What follows no one knows. "For the last 10 years," as Walter Mondale observes, "we've had a fiscal politics of evasion. Nobody - Democrat or Republican - has wanted to deal with these issues. The Republicans haven't wanted to give up a good campaign slogan. The Democrats have been terrorized by my landslide defeat in 1984. Ever since, there has been a bipartisan evasion of the deficit issue, because it requires facing up to new taxes. . . . Our leaders conclude that if they talk at any length or in any detail about important issues, they're in trouble."
The Bush flip-flop on taxes has changed none of the fundamental points in Mondale's cogent analysis. The search at the budget summit remains one for partisan advantage, and the score is being kept in those terms. Between the administration and Congress, between the two parties, and between the parties and the general public, there is an absence of trust regarding the nation's most fundamental problem.
Many citizens would willingly pay more taxes to reduce the debt-and-deficit plague, but have no confidence that additional revenues would be so applied. Many wonder as well about the destination of billions of new dollars created each year by existing taxes. And then there is the near-paralyzing effect created by emergence of the stunning dimensions of the savings-and-loan fiasco, a joint production of two political parties ever needful of big bucks from special interests to foot the bill for campaigns increasingly characterized by savage personal attacks.
Both Reagan and Bush kept rows of Uncle Sam suits in their closets. Both loved to talk about "American values" as they rolled to victory over the remains of the Democratic Party. But the nation has yet to see George Bush fully engaged with a domestic problem or, for that matter, asking the public to pay attention.

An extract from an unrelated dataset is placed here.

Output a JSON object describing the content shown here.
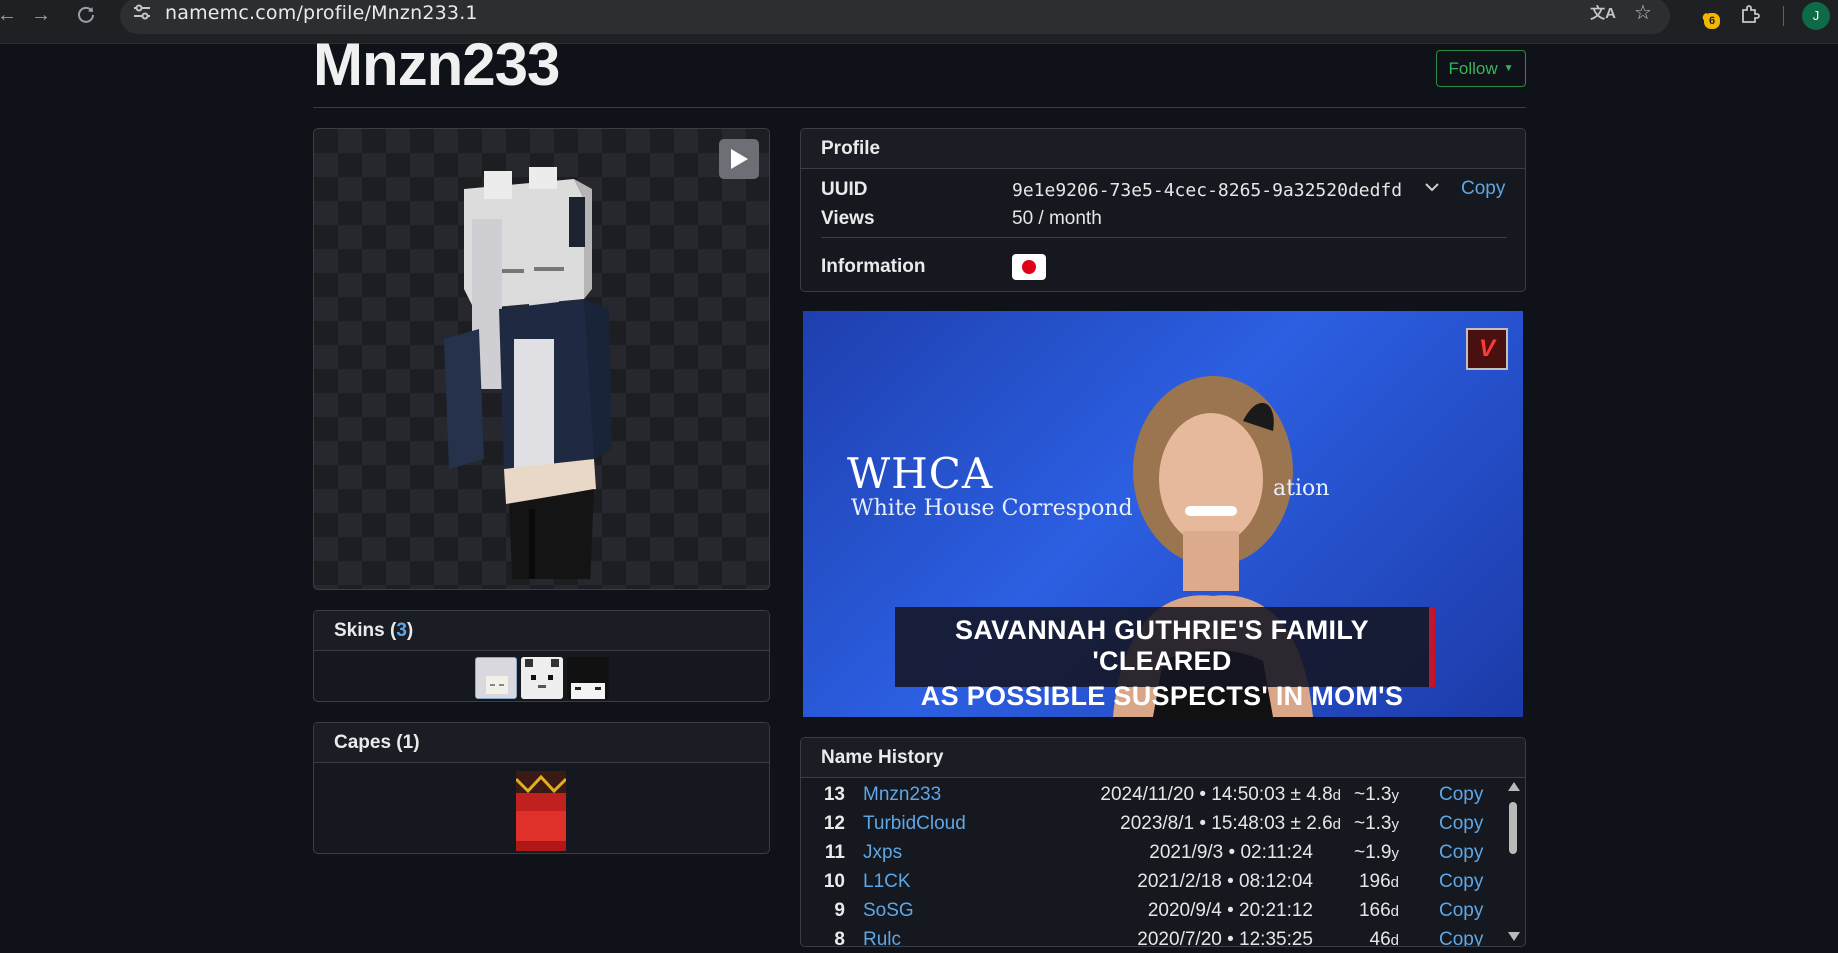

After weeks of haggling, the big news from the budget summit is that the president, regarding new tax revenues, had conceded the obvious. Which, of course, is the beginning and not the end of a negotiation.
Watching the snail's pace of deficit talks and the president's obvious fascination with foreign affairs, one can be driven to wonder if it is not time to unleash Dan Quayle on something or other.